Le pays natal est aussi et souvent LA maison natale, celle qui a vu notre plus tendre enfance, celle où nos parents ont vécu. De retour au pays natal, on voudrait que rien n’ait changé. « En 1998, à Alexandrie, j’ai subi un terrible choc ! ma maison était détruite ! » (Paul Balta)
De cette maison, Hoda Barakat dit : « C’est la maison suspendue. Au loin. Celle que je visite toutes les nuits, et dont je n’arrive pas à éteindre la petite lumière… »

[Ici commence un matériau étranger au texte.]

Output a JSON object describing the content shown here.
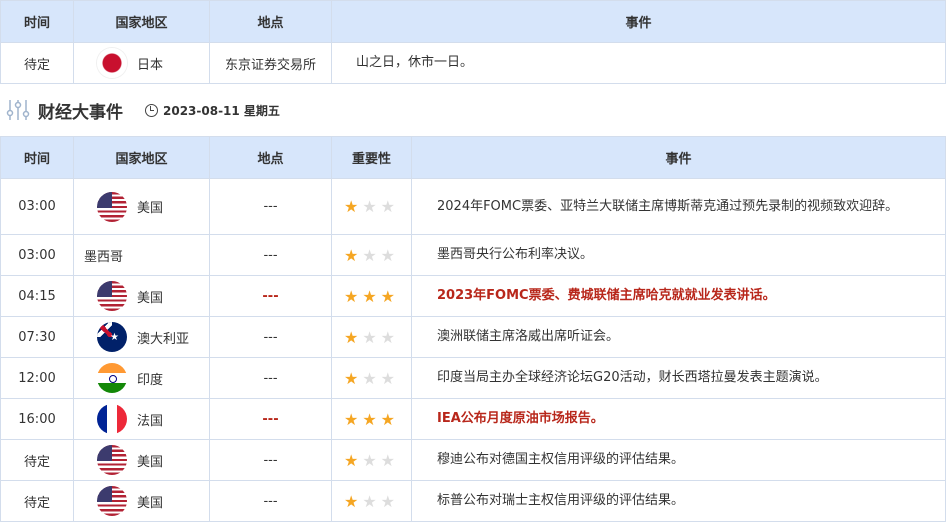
{
  "holiday_table": {
    "headers": [
      "时间",
      "国家地区",
      "地点",
      "事件"
    ],
    "rows": [
      {
        "time": "待定",
        "country": "日本",
        "flag": "jp",
        "location": "东京证券交易所",
        "event": "山之日，休市一日。"
      }
    ]
  },
  "section": {
    "title": "财经大事件",
    "date": "2023-08-11 星期五",
    "icon": "sliders-icon"
  },
  "events_table": {
    "headers": [
      "时间",
      "国家地区",
      "地点",
      "重要性",
      "事件"
    ],
    "rows": [
      {
        "time": "03:00",
        "country": "美国",
        "flag": "us",
        "location": "---",
        "importance": 1,
        "event": "2024年FOMC票委、亚特兰大联储主席博斯蒂克通过预先录制的视频致欢迎辞。",
        "highlight": false
      },
      {
        "time": "03:00",
        "country": "墨西哥",
        "flag": "",
        "location": "---",
        "importance": 1,
        "event": "墨西哥央行公布利率决议。",
        "highlight": false
      },
      {
        "time": "04:15",
        "country": "美国",
        "flag": "us",
        "location": "---",
        "importance": 3,
        "event": "2023年FOMC票委、费城联储主席哈克就就业发表讲话。",
        "highlight": true
      },
      {
        "time": "07:30",
        "country": "澳大利亚",
        "flag": "au",
        "location": "---",
        "importance": 1,
        "event": "澳洲联储主席洛威出席听证会。",
        "highlight": false
      },
      {
        "time": "12:00",
        "country": "印度",
        "flag": "in",
        "location": "---",
        "importance": 1,
        "event": "印度当局主办全球经济论坛G20活动，财长西塔拉曼发表主题演说。",
        "highlight": false
      },
      {
        "time": "16:00",
        "country": "法国",
        "flag": "fr",
        "location": "---",
        "importance": 3,
        "event": "IEA公布月度原油市场报告。",
        "highlight": true
      },
      {
        "time": "待定",
        "country": "美国",
        "flag": "us",
        "location": "---",
        "importance": 1,
        "event": "穆迪公布对德国主权信用评级的评估结果。",
        "highlight": false
      },
      {
        "time": "待定",
        "country": "美国",
        "flag": "us",
        "location": "---",
        "importance": 1,
        "event": "标普公布对瑞士主权信用评级的评估结果。",
        "highlight": false
      }
    ]
  },
  "colors": {
    "header_bg": "#d7e6fb",
    "highlight": "#b8271b",
    "star_on": "#f5a623",
    "star_off": "#dddddd"
  }
}
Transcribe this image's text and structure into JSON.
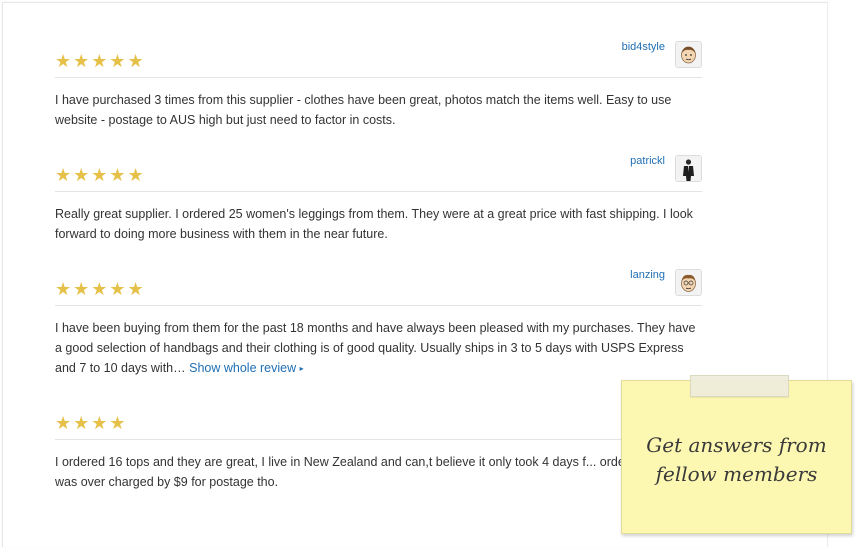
{
  "reviews": [
    {
      "stars": "★★★★★",
      "rating": 5,
      "username": "bid4style",
      "text": "I have purchased 3 times from this supplier - clothes have been great, photos match the items well. Easy to use website - postage to AUS high but just need to factor in costs."
    },
    {
      "stars": "★★★★★",
      "rating": 5,
      "username": "patrickl",
      "text": "Really great supplier. I ordered 25 women's leggings from them. They were at a great price with fast shipping. I look forward to doing more business with them in the near future."
    },
    {
      "stars": "★★★★★",
      "rating": 5,
      "username": "lanzing",
      "text": "I have been buying from them for the past 18 months and have always been pleased with my purchases. They have a good selection of handbags and their clothing is of good quality. Usually ships in 3 to 5 days with USPS Express and 7 to 10 days with…",
      "more_label": "Show whole review",
      "more_icon": "▸"
    },
    {
      "stars": "★★★★",
      "rating": 4,
      "username": "",
      "text": "I ordered 16 tops and they are great, I live in New Zealand and can,t believe it only took 4 days f... ordered to arrive. I was over charged by $9 for postage tho."
    }
  ],
  "sticky_note": {
    "text": "Get answers from\nfellow members"
  },
  "colors": {
    "star": "#e6c14a",
    "link": "#1f6fb3",
    "note_bg": "#fdf8b1"
  }
}
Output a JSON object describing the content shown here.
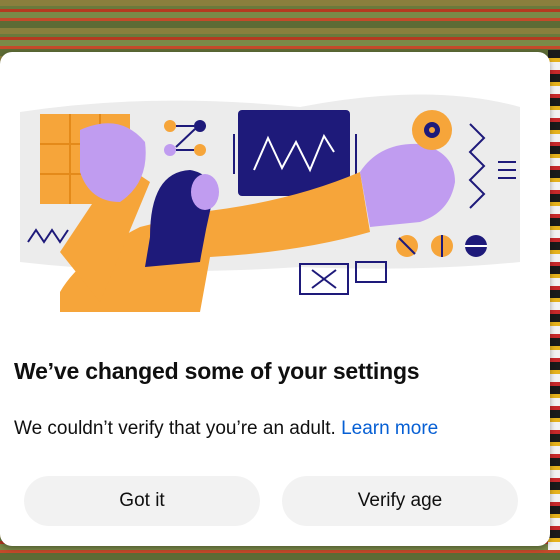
{
  "dialog": {
    "title": "We’ve changed some of your settings",
    "body": "We couldn’t verify that you’re an adult.",
    "learn_more": "Learn more",
    "buttons": {
      "got_it": "Got it",
      "verify_age": "Verify age"
    }
  },
  "colors": {
    "accent_orange": "#f6a53a",
    "purple": "#c09cf0",
    "navy": "#1e1a7a",
    "link_blue": "#065fd4",
    "button_bg": "#f2f2f2"
  },
  "illustration": {
    "semantic": "person-with-settings-illustration"
  }
}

« Nous n’y demeurons c’est elle qui nous habite et ne nous quitte que dans le vide de la mort (Kamel Ben Hameda)
Les dix-sept auteurs réunis par Leïla Sebbar dans ce livre son remplis de cet amour-haine. Le désir ou le refus de retourner « là-bas » ne sont pas anodins. L’apaisement, la tiédeur ne sont jamais présents dans ces récits. Les textes sont beaux évoquant qui la nostalgie, qui la haine, qui le ressentiment, qui l’orgueil, qui la colère.
Une mention spéciale pour le texte de Mohamed Kacimi : Bled Mikki – Lexique des idées reçues en Algérie. Un abécédaire virulent, un humour caustique qui cache bien mal son âme.

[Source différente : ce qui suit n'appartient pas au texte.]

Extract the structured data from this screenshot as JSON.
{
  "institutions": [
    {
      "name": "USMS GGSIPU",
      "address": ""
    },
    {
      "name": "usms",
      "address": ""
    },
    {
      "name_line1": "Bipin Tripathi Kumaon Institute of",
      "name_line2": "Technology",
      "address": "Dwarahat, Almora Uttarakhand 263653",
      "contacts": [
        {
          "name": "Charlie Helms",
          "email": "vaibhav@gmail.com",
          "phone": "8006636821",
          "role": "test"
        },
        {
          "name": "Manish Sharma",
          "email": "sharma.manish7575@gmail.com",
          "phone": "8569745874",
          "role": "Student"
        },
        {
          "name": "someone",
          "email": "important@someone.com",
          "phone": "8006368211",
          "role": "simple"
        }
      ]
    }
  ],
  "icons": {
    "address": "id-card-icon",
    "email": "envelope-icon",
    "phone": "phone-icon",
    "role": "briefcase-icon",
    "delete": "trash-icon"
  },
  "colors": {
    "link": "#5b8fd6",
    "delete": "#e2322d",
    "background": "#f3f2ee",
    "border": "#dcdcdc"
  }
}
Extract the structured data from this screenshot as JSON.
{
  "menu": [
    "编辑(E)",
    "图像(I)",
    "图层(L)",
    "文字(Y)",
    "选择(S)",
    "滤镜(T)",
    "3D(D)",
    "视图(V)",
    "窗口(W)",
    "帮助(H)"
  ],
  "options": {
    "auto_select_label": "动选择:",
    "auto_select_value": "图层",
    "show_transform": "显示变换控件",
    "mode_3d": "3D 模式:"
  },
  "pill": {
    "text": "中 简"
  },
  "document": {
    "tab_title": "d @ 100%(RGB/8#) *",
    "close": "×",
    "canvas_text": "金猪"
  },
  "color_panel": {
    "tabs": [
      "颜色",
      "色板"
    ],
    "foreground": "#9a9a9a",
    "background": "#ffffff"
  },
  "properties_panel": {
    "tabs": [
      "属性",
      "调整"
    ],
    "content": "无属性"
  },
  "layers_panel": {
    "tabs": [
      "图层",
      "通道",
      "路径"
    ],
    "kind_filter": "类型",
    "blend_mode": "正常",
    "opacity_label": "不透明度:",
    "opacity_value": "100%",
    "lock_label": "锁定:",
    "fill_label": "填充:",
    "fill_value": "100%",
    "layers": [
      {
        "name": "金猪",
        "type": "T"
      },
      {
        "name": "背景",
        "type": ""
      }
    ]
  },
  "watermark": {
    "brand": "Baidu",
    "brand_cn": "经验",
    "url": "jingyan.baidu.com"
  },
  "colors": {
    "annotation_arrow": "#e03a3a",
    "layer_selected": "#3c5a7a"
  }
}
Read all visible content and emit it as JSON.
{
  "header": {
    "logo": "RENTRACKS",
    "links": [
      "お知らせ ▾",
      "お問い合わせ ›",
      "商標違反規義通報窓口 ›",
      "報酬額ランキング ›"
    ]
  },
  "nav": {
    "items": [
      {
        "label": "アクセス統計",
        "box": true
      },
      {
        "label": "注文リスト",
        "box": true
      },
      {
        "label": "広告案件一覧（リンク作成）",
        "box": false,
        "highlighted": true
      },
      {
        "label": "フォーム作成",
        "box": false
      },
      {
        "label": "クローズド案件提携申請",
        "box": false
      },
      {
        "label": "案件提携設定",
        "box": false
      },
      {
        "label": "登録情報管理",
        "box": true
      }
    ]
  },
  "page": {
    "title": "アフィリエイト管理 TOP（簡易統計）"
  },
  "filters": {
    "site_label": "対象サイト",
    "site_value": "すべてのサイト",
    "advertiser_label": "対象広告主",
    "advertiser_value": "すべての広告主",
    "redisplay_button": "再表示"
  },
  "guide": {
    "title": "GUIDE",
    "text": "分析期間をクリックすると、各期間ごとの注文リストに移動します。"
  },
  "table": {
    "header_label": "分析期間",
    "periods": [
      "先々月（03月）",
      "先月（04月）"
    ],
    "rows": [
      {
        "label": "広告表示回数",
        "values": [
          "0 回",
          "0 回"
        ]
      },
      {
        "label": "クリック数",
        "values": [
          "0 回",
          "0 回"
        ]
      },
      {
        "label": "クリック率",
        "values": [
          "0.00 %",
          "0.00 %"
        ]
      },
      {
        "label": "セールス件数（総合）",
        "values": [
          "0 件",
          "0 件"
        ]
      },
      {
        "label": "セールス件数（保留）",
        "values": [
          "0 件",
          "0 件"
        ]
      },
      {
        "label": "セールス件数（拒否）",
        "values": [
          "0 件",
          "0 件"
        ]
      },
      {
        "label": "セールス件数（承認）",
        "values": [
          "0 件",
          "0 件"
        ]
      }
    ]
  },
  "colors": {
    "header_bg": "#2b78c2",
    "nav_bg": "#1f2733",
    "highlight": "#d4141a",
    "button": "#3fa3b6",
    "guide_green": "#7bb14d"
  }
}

« Armée – Selon un adage populaire, « tous les pays du monde ont une armée mais en Algérie, l’armée a un pays ».
« Ben Laden – Personnage fictif inventé par les Américains. »

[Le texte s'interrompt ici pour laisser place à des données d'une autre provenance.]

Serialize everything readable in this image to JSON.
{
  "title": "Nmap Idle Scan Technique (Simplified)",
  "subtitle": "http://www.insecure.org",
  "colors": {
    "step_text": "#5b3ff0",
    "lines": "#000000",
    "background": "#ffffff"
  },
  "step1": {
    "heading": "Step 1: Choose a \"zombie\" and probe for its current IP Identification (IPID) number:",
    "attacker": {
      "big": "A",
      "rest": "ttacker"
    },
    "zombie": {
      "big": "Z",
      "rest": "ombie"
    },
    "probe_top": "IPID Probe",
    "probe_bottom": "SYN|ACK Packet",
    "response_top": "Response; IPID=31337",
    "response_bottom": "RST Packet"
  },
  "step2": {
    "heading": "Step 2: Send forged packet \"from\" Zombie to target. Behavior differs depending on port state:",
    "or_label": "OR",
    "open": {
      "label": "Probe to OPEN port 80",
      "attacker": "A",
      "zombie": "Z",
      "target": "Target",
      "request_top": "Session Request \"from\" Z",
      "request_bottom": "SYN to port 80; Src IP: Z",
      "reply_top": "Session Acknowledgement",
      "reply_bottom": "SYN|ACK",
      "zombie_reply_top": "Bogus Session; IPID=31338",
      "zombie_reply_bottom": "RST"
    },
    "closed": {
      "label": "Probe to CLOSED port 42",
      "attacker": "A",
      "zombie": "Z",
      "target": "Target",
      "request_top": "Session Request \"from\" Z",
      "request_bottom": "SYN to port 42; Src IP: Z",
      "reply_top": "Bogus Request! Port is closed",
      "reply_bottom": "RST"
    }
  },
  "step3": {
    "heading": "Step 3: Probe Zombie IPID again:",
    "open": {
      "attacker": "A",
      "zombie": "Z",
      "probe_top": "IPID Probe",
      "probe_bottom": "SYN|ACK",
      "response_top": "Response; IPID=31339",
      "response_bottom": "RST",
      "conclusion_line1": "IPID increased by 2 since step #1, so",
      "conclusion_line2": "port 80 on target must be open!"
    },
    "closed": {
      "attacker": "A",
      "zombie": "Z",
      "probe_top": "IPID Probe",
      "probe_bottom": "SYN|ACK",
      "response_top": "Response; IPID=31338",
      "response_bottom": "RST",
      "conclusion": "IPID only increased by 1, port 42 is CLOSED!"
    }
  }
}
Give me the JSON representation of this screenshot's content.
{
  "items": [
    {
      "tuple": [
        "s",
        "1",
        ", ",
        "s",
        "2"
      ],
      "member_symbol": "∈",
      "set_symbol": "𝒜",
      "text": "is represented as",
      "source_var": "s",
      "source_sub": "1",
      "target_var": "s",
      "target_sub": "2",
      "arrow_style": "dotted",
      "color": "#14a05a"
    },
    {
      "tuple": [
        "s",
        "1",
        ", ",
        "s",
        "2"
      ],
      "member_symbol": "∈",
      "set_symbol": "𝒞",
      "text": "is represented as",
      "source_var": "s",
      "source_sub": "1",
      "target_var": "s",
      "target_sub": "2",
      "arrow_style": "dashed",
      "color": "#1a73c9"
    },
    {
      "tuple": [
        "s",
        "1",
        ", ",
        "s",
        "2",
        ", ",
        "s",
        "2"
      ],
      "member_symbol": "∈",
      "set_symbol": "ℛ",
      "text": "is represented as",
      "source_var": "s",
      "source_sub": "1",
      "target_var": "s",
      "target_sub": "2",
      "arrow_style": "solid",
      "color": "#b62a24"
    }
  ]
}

Je pourrais vous citer toutes les pages mais je vous propose plutôt de lire ce livre, non pas en une seule fois, non, prenez le temps, dégustez chaque chapitre, reprenez une petite tasse de ces mots.
Un livre empli de poésie, tendresse, haine….. Un livre de qualité, un papier raffiné, comme toujours chez Elyzad.